A Virtual Solar Wind Monitor at Mars to Enable Statistical and Comparative Magnetospheric Studies

9 Jun 2025, 14:15

30m

Invited Speaker / Conférencier(ère) invité(e) Atmospheric and Space Physics / Physique atmosphérique et spatiale (DASP/DPAE) (DASP) M2-2 General Topics: Planetary Physics and Astronomy | Thèmes généraux: Physique planétaire et astronomie (DPAE)

Speaker

Dr Abigail Azari (University of Alberta, Alberta Machine Intelligence Institute)

Description

Unlike Earth, Mars does not possess an upstream solar wind monitor. This lack of continuous solar wind observations has fundamentally limited scientific studies that investigate solar wind impacts on the Mars space environment. This lack of a dedicated upstream monitor has also limited emerging operational tasks for predicting space weather throughout our solar system. Previous estimates of the solar wind have been pursued through physics-based modeling efforts (e.g. magnetohydrodynamic models) or empirical (e.g. assuming statistical relationships with downstream observations) proxies. Proxies are often based on downstream observations from multiple orbiting spacecraft. These spacecraft pass in and out of the bow shock providing a semi-regularly sampling of the pristine solar wind. The most complete, and ongoing, set of the solar wind’s magnetic field and plasma parameters is from the NASA MAVEN spacecraft. MAVEN has orbited Mars since 2014, but additional assets add resolution to this dataset such as including ESA’s MEX mission which has been in orbit since 2003, and the CNSA’s Tianwen-1 orbiter since 2021.
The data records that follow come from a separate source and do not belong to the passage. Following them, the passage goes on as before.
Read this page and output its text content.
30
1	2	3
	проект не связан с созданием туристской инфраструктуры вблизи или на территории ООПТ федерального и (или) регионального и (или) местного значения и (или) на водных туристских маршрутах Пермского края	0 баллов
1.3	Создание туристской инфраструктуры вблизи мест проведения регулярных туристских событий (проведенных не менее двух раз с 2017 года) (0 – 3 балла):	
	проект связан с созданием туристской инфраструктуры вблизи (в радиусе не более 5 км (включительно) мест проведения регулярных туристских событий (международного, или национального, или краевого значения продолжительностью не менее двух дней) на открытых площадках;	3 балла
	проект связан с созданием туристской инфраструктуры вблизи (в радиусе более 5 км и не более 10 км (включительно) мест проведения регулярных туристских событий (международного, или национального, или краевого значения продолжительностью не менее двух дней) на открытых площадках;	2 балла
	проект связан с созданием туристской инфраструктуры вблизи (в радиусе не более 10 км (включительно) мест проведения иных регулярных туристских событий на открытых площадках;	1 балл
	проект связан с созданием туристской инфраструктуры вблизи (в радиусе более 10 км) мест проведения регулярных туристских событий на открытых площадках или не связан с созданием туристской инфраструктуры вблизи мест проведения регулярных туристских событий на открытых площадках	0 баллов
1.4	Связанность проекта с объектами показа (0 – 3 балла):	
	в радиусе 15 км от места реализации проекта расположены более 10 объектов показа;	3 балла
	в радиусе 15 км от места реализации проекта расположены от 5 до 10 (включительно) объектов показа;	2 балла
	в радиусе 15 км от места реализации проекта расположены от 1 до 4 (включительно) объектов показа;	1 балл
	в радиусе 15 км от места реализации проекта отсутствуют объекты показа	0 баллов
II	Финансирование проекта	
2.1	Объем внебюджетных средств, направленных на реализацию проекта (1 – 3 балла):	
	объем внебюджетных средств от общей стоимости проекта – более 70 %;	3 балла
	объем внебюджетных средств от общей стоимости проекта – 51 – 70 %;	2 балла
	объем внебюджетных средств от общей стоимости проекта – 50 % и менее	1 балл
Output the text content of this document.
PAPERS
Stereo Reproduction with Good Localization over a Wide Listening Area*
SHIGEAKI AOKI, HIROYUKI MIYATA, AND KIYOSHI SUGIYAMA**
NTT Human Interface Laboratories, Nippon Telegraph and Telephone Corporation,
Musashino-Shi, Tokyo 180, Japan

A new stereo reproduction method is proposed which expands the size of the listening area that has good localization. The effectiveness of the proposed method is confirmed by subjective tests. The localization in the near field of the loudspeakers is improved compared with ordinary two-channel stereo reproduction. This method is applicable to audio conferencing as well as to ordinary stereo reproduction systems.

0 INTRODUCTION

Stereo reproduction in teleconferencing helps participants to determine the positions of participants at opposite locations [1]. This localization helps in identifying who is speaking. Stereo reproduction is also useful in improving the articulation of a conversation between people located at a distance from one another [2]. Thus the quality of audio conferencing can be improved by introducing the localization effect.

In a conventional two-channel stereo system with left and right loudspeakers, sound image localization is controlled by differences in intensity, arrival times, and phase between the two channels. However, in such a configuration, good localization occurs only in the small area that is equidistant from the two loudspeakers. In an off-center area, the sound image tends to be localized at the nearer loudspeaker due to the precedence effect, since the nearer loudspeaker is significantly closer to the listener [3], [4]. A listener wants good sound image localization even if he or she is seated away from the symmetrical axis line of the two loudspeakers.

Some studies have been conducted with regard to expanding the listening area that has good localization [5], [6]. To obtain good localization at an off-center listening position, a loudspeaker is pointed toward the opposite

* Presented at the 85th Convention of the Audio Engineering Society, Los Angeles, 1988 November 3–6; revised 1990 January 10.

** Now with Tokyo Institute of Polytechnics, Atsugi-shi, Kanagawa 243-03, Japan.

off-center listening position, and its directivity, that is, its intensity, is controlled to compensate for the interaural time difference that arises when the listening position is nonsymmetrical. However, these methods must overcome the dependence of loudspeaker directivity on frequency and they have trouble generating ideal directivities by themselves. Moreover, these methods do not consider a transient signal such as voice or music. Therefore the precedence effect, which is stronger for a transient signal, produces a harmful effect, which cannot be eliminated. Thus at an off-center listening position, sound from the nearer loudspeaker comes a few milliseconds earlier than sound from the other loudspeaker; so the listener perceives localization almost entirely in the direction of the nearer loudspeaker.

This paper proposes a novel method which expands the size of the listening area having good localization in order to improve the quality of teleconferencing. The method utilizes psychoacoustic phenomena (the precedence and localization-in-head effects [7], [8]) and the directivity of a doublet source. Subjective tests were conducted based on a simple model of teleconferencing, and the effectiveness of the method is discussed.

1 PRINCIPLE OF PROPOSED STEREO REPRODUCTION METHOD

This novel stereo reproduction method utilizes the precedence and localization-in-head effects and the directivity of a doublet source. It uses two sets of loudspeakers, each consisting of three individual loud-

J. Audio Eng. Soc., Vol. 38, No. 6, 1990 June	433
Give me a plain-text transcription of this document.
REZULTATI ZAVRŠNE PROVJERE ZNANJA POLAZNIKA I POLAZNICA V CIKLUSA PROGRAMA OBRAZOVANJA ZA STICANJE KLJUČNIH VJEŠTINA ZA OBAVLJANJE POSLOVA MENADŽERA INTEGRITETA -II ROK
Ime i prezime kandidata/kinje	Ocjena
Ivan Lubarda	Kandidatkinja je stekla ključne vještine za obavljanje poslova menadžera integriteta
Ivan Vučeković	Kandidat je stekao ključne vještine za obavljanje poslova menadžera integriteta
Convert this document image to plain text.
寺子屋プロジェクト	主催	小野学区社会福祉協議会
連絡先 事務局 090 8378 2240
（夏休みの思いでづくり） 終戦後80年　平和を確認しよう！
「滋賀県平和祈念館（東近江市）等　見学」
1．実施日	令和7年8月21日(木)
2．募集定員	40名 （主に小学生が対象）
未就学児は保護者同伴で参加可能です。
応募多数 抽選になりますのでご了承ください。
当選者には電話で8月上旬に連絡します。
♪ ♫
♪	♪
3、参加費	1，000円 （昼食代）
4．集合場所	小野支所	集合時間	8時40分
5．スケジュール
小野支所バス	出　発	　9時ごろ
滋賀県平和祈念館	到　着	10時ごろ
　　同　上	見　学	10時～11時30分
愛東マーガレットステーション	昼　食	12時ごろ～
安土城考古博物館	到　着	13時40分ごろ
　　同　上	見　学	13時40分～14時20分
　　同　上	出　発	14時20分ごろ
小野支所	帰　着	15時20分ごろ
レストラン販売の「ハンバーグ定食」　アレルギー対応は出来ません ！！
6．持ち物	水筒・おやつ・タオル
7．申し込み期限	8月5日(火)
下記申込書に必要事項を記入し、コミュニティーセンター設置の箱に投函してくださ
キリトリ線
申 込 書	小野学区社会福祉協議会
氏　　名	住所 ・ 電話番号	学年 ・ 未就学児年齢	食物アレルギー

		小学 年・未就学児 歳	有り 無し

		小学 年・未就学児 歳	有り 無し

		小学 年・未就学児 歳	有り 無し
In this presentation I will discuss the creation of a first continuous solar wind estimation upstream from Mars. This virtual solar wind monitor, or vSWIM (see Azari et al., 2024, doi: 10.1029/2024JH000155) was trained and assessed on MAVEN data. vSWIM is generated from Gaussian process regression, a type of machine learning, and is used to provide predictions, and uncertainties on these predictions, at various temporal resolutions. This has enabled subsequent statistical studies, including for understanding the causation of sinuous aurora - a unique Martian aurora. I will conclude with a discussion of scientific studies enabled by vSWIM, including comparative magnetospheric studies, and provide an outlook for vSWIM’s multi-spacecraft integration for operational space weather prediction efforts.